Bitcoin climbed back above the $82,000 mark this week but has since given up those gains, currently trading lower by about 2% in the past 24 hours. The retreat has put the spotlight on technical signals that suggest the recent rally might be part of a corrective pattern rather than the start of a new uptrend.
A corrective wave in motion
Analysts tracking the charts describe the current price action as a Wave B — a deceptive phase that can make traders believe the correction is over. The move pushed Bitcoin into a major resistance zone between $85,200 and $93,000, defined by the 0.382 and 0.5 Fibonacci retracement levels. The problem, according to technical analysis, is that the price broke above the macro 0.382 retracement without first establishing solid support below it, leaving the rally vulnerable.
ETF inflows provided fuel
Strong inflows into Spot Bitcoin ETFs helped propel the price above $80,000. That buying pressure gave the move momentum, but it hasn't been enough to decisively clear the resistance. Without sustained demand at these levels, the rally is at risk of stalling.

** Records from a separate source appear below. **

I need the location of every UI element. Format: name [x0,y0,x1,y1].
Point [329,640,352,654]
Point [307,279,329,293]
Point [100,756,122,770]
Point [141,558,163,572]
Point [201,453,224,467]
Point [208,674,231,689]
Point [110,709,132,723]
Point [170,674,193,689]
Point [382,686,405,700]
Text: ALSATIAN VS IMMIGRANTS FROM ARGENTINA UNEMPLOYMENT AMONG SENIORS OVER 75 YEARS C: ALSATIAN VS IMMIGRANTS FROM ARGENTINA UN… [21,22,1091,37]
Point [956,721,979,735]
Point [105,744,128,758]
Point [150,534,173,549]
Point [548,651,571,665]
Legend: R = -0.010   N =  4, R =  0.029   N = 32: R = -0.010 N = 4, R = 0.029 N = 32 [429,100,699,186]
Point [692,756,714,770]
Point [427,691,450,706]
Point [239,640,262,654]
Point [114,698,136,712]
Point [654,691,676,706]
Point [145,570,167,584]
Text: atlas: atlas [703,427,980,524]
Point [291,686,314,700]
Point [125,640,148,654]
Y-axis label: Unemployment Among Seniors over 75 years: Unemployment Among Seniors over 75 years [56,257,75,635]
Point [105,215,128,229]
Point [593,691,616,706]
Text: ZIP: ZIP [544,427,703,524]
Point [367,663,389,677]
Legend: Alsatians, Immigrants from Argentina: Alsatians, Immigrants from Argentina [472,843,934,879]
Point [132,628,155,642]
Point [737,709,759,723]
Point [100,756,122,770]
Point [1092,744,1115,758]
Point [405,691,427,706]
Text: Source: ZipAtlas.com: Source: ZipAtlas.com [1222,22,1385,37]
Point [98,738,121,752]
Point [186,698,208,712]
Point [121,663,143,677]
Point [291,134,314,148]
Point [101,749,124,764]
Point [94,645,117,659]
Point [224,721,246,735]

What a rejection would look like
If Bitcoin is rejected at the current resistance zone, the downside could be steep. Two possible rejection points are near $85,000 and $93,000. A failure there could send the price dropping below $60,000. On the flip side, a clean break above $85,200 would bring the $93,000 region into play, and a sustained move above $93,000 would weaken the bearish corrective setup significantly. The next few trading sessions should show whether the buying pressure can hold or if the corrective wave has more room to run.